John Grant (1779-1854)
& Nancy Grant (1780-1854)
Class of 2026 – Founders
John Grant (1779-1854) and Nancy Gibson Grant (1780-1840), Quaker Immigrants from Burlington County, NJ, claimed 160 acres of land in Lexington Township in 1806, building a small cabin near a small tributary of the Mahoning River near the current corner of Union Avenue and Main Street. Over the next five decades they would clear wide swaths of a deep forest to build a prosperous farm and an elegant brick house on a hill with their nine children. Their Quaker heritage led them to Ohio for new land and opportunities, and to strengthen America through advocacy for religious tolerance, the rights of Women and African-Americans through their involvement in the early anti-slavery movement.
The city of Salem, Ohio was founded in 1806 by Quakers who came to establish settlements in the new territory where slavery was illegal. Quaker John Grant and his wife Nancy came to the area from New Jersey, where slavery was still legal, with two children. After moving to Ohio they had six more children. John had purchased 160 acres of land from the government in what would later become Alliance for $2 per acre. The entire area was wooded and the Grants had to clear the land and put up a cabin before they could start farming.
Like all early settlers, John and Nancy Grant had to do almost everything by hand. Trees had to be felled to clear land for fields, their cabin built, and furniture and utensils made. Brickmaking was an arduous task involving digging, cleaning, molding, drying and firing local clay. Food had to be grown, processed, and preserved for winter, wheat ground to flour for baking, and cream separated from milk and churned into butter. Wool and Flax had to be spun into yarn and woven to make fabric. Animals had to be kept for transportation, milk, meat, and eggs. Lye made from wood ashes and water was mixed with animal fat to make soap; cotton or linen wicks dipped in animal fat to make candles. Although goods and services soon became available (the railroads started coming through Alliance by 1850) and life became easier, most homes didn’t have electricity and indoor plumbing until the early 1900s or later.
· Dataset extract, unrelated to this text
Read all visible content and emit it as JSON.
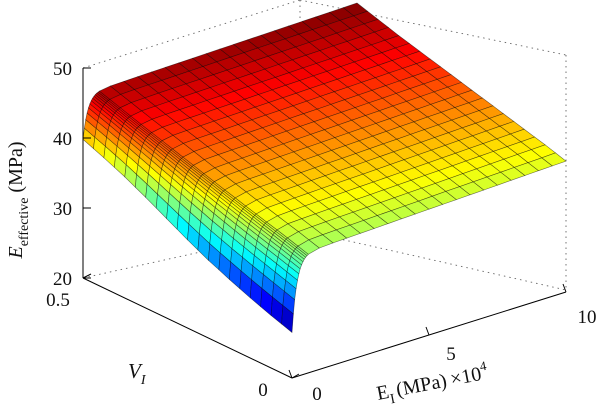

The family lived in the log cabin they built (near the current Salvation Army building on Main Street) for 22 years, until 1828. At that time they built what is now the oldest standing brick house in Alliance, using bricks that John made. It had one room, a porch and a loft. The two parents and 5 children that still lived at home moved into the house. Their farm and other enterprises were doing well and in 1834 they put an addition on the one room house (four daughters still lived at home). It consisted of two rooms downstairs and two bedrooms up, with a dirt cellar. As the Grant family continued to prosper the front part of the house was built in 1842. Downstairs a foyer and two parlors were added, and upstairs two more bedrooms.
Nancy Grant died in 1840 before the new part of the house was finished. In 1852, John Grant, then 74, sold his home and 126 acres of surrounding land to his daughter and son-in-law, Sarah Grant Haines and J. Ridgeway Haines.